The app cannot require those URLs during the first deployment. Otherwise the Mandelbrot workload would depend on a traffic layer that does not exist yet. That would make the bootstrap order unnecessarily fragile.
Instead, the stage URL ConfigMap starts with empty values:
configMapGenerator:
- name: mandelbrot-stage-urls
literals:
- AWS_STAGE_URL=
- GCP_STAGE_URL=
- AZURE_STAGE_URL=
The deployment reads those values as ordinary environment variables:
env:
- name: STAGE_ROUTE
value: aws,gcp,azure
- name: AWS_STAGE_URL
valueFrom:
configMapKeyRef:
name: mandelbrot-stage-urls
key: AWS_STAGE_URL
- name: GCP_STAGE_URL
valueFrom:
configMapKeyRef:
name: mandelbrot-stage-urls
key: GCP_STAGE_URL
- name: AZURE_STAGE_URL
valueFrom:
configMapKeyRef:
name: mandelbrot-stage-urls
key: AZURE_STAGE_URL
When a remote stage URL is empty, the server renders that stage locally. That keeps the app useful before the traffic phase has a way to write real cross-cluster stage URLs.

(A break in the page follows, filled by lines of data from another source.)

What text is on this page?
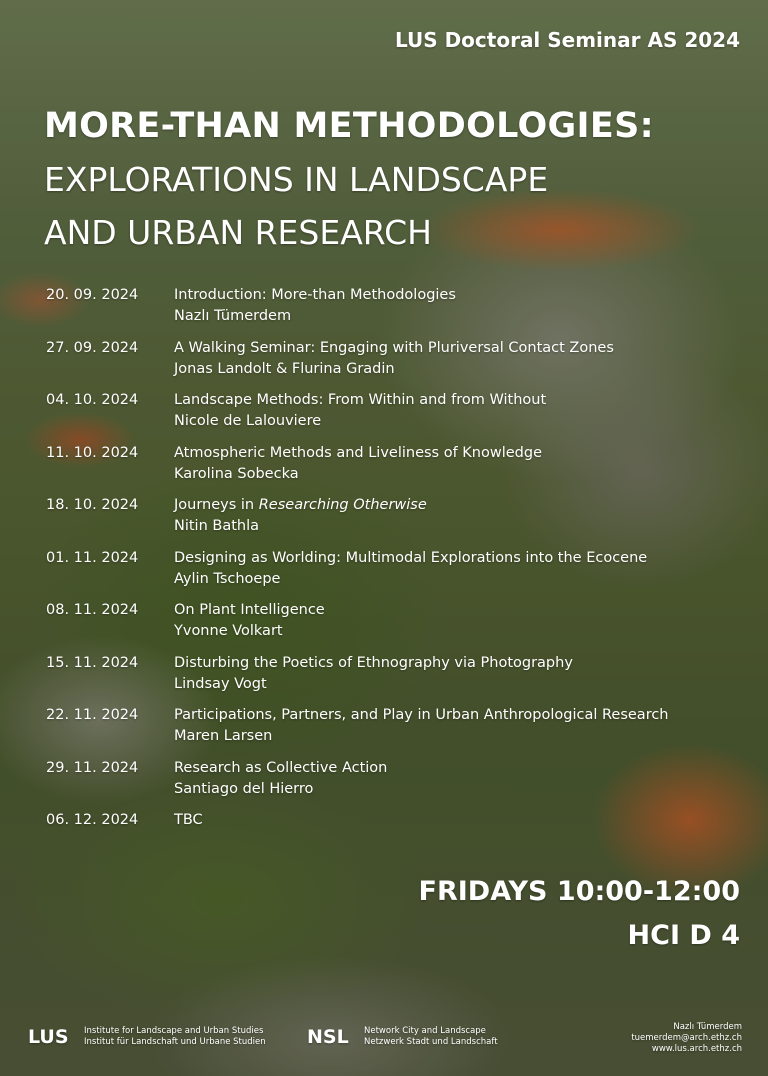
LUS Doctoral Seminar AS 2024
MORE-THAN METHODOLOGIES:
EXPLORATIONS IN LANDSCAPE
AND URBAN RESEARCH
20. 09. 2024	Introduction: More-than Methodologies
Nazlı Tümerdem
27. 09. 2024	A Walking Seminar: Engaging with Pluriversal Contact Zones
Jonas Landolt & Flurina Gradin
04. 10. 2024	Landscape Methods: From Within and from Without
Nicole de Lalouviere
11. 10. 2024	Atmospheric Methods and Liveliness of Knowledge
Karolina Sobecka
18. 10. 2024	Journeys in Researching Otherwise
Nitin Bathla
01. 11. 2024	Designing as Worlding: Multimodal Explorations into the Ecocene
Aylin Tschoepe
08. 11. 2024	On Plant Intelligence
Yvonne Volkart
15. 11. 2024	Disturbing the Poetics of Ethnography via Photography
Lindsay Vogt
22. 11. 2024	Participations, Partners, and Play in Urban Anthropological Research
Maren Larsen
29. 11. 2024	Research as Collective Action
Santiago del Hierro
06. 12. 2024	TBC
FRIDAYS 10:00-12:00
HCI D 4
LUS Institute for Landscape and Urban Studies
Institut für Landschaft und Urbane Studien NSL Network City and Landscape
Netzwerk Stadt und Landschaft
Nazlı Tümerdem
tuemerdem@arch.ethz.ch
www.lus.arch.ethz.ch
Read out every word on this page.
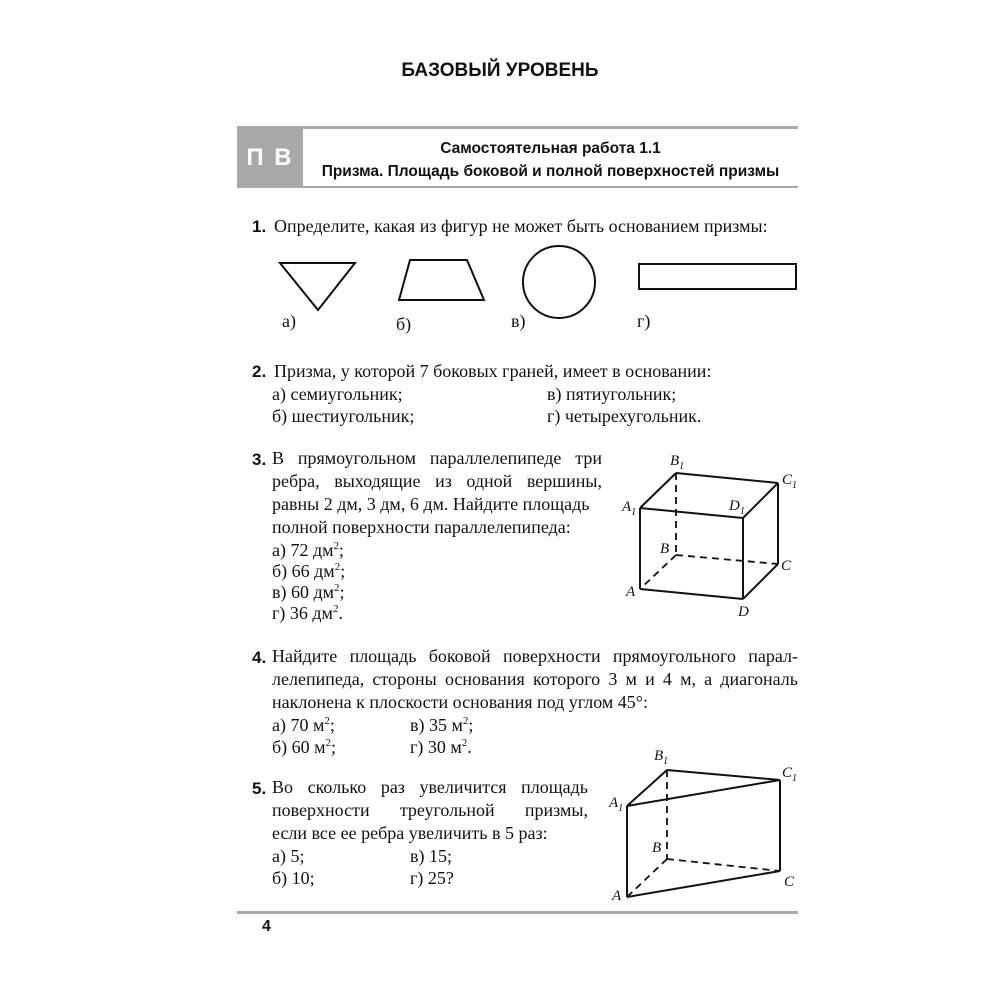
БАЗОВЫЙ УРОВЕНЬ
П В	Самостоятельная работа 1.1
Призма. Площадь боковой и полной поверхностей призмы
1. Определите, какая из фигур не может быть основанием призмы:
а)	б)	в)	г)
2. Призма, у которой 7 боковых граней, имеет в основании:
а) семиугольник;	в) пятиугольник;
б) шестиугольник;	г) четырехугольник.
3. В прямоугольном параллелепипеде три
ребра, выходящие из одной вершины,
равны 2 дм, 3 дм, 6 дм. Найдите площадь
полной поверхности параллелепипеда:
а) 72 $дм^2$;
б) 66 $дм^2$;
в) 60 $дм^2$;
г) 36 $дм^2$.
$B_1$
$C_1$
$A_1$	$D_1$
B
C
A
D
4. Найдите площадь боковой поверхности прямоугольного парал-
лелепипеда, стороны основания которого 3 м и 4 м, а диагональ
наклонена к плоскости основания под углом 45°:
а) 70 $м^2$;	в) 35 $м^2$;
б) 60 $м^2$;	г) 30 $м^2$.
5. Во сколько раз увеличится площадь
поверхности треугольной призмы,
если все ее ребра увеличить в 5 раз:
а) 5;	в) 15;
б) 10;	г) 25?
$B_1$
$C_1$
$A_1$
B
C
A
4
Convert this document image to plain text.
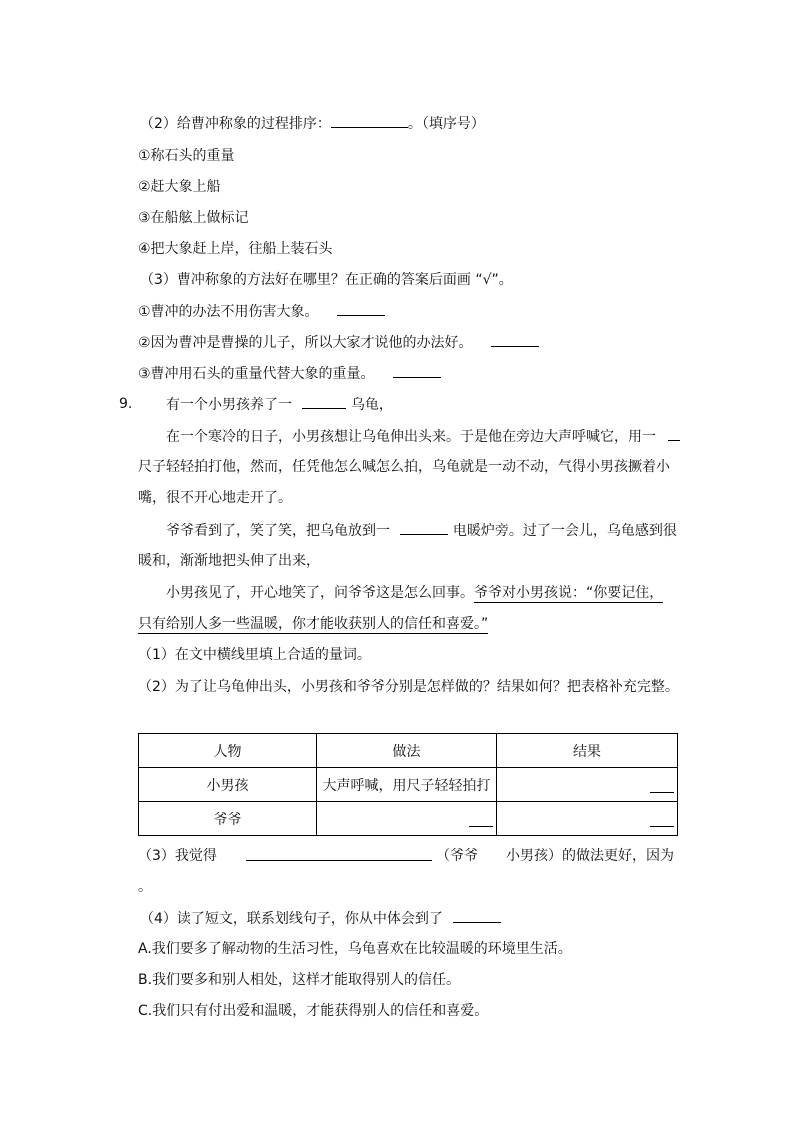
（2）给曹冲称象的过程排序：	。（填序号）
①称石头的重量
②赶大象上船
③在船舷上做标记
④把大象赶上岸，往船上装石头
（3）曹冲称象的方法好在哪里？在正确的答案后面画 “√”。
①曹冲的办法不用伤害大象。
②因为曹冲是曹操的儿子，所以大家才说他的办法好。
③曹冲用石头的重量代替大象的重量。
9. 有一个小男孩养了一	乌龟，
在一个寒冷的日子，小男孩想让乌龟伸出头来。于是他在旁边大声呼喊它，用一
尺子轻轻拍打他，然而，任凭他怎么喊怎么拍，乌龟就是一动不动，气得小男孩撅着小
嘴，很不开心地走开了。
爷爷看到了，笑了笑，把乌龟放到一	电暖炉旁。过了一会儿，乌龟感到很
暖和，渐渐地把头伸了出来，
小男孩见了，开心地笑了，问爷爷这是怎么回事。爷爷对小男孩说：“你要记住，
只有给别人多一些温暖，你才能收获别人的信任和喜爱。”
（1）在文中横线里填上合适的量词。
（2）为了让乌龟伸出头，小男孩和爷爷分别是怎样做的？结果如何？把表格补充完整。
人物	做法	结果
小男孩	大声呼喊，用尺子轻轻拍打	

爷爷	

（3）我觉得	（爷爷 小男孩）的做法更好，因为
。
（4）读了短文，联系划线句子，你从中体会到了
A.我们要多了解动物的生活习性，乌龟喜欢在比较温暖的环境里生活。
B.我们要多和别人相处，这样才能取得别人的信任。
C.我们只有付出爱和温暖，才能获得别人的信任和喜爱。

That is the useful compromise for this checkpoint: the app can stand alone in each cluster, but it is already shaped for the multi-cloud demo.
Validation #
The validation is the same in each cluster:
KUBECONFIG=./kubeconfig.aws.yaml kubectl -n mandelbrot get deployment,service,pods
KUBECONFIG=./kubeconfig.gcp.yaml kubectl -n mandelbrot get deployment,service,pods
KUBECONFIG=./kubeconfig.azure.yaml kubectl -n mandelbrot get deployment,service,pods
Then the public service endpoint should return the application HTML and the health endpoint should return success:
curl "http://<mandelbrot-cloud-endpoint>/readyz"
curl "http://<mandelbrot-cloud-endpoint>/"
The readiness response should identify the cloud and region. The browser UI should load from each direct origin. The application list in Argo CD should show the three Mandelbrot applications as synced and healthy.
All three clusters now pass that check.
That means the platform has moved past "can I create three clusters?" and into the more useful state:
- GitHub Actions can create or update the cloud stacks.
- Argo CD can reconcile a non-trivial app into EKS, GKE, and AKS.
- The app can be reached directly through each cloud's load balancer.
- The app already has health, identity, metrics, and render endpoints for later phases.
The next phase can stop treating those load balancers as three separate user entry points. The traffic layer can create stable origins, put one public HTTPS endpoint in front of them, and introduce dynamic cross-cluster stage configuration.